Export statistics against total tea production, a major concern

The livelihood of over 1 million people, directly and indirectly, employed in this sector, is likely to get threatened. According to the Indian Tea Board, Assam, West Bengal, Tamil Nadu, and Kerala form 95% of the country's tea production. With 701 million Kgs annual produce, Assam is India's top tea producing states followed by West Bengal, with 344 million Kg produce.

In 2017, China produced 2,609 million kgs tea and its contribution to the world's total export was 20%. However, India, which produced 1,322 million kgs tea, contributed 14% in the world's total export.

But if we explore export statistics against total tea production, then we will get the complete picture.

In 1998, India produced 874 million kgs tea, of which 210 million kgs were exported. In 2017, only 252 million kgs of total 1,322 tea produce was exported. 2018 was the same. Of 1,339 million kgs of tea produce, only 256 million kgs was exported.

In 2016, annual tea produced in the country was 1,267 million kgs while in 2017, there was only an increase of 55 million kgs. However, there was no increase in demand and the price comparatively.


Vidyanand Barkakati felt that production is the vital reason behind our downfall.

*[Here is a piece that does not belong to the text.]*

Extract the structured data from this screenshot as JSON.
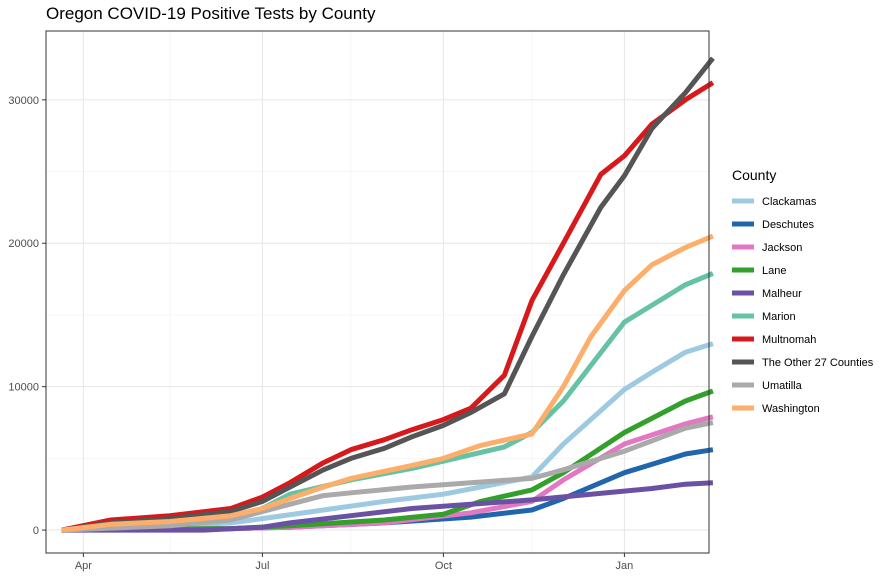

Even though the production has increased from 979 million kgs in 2009 to 1,339 million kgs in 2018, the average consumption per person has remained 786 grams over the years, which is very low.

In 2016, the cost of one kg tea was Rs 134.26 which reduced by Rs 1.15 in 2017. Conversely, Sri Lanka and Kenya noticed an increase of Rs 151 per kg and Rs 52 per kg, respectively.

Deputy director of the Indian Tea Board, Dr Rishikesh Rai, said the quality is the major problem behind the sector's downfall. He said, "Of all tea producers in the country, 47% are the small tea producers, which own less than 3-hectare tea gardens. There's a lack of awareness in these small producers. They sell tea leaves at low prices to local companies, who don't bother about quality. Most of our exporting countries don't entertain the use of insecticides in the tea. They have also fixed the Minimum Residue limit (the maximum amount of pesticide residue that is expected to remain on food products that will not be a concern to human health), which is not being followed in our country.

He added, "The FSSAI has also launched guidelines in a bid to improve quality. But small tea producers don't bother about these. Besides that, deficit fair price is another big problem. Plus, tea plants are too old to reuse now. It needs to be replaced. However, under a scheme, the tea board is also working on it."

Indian tea association has issued a public appeal

The Indian tea association (ITA) has issued a public appeal seeking the government's help. The appeal noted that the government intervention for the revival of tea sector is an urgent necessity.

In an advertisement published in the newspapers, The Indian Tea Association urged the government to take over the Provident fund (PF) contributions for workers for three years. ITA also sought a ban on the expansion of tea areas, to contain oversupply for five years.

Besides that, ITA also urged the government to provide substantial fund for generic promotion of tea in the country and to fix a minimum reserve price for tea in tea auction based on the cost of production. The ITA also urged the government to provide immediate relief as jobs of the million-plus workforce is at stake.

A graph pertaining to the difference between average production and average selling price of tea from 2013-14 and 2018-19 was also attached in the appeal.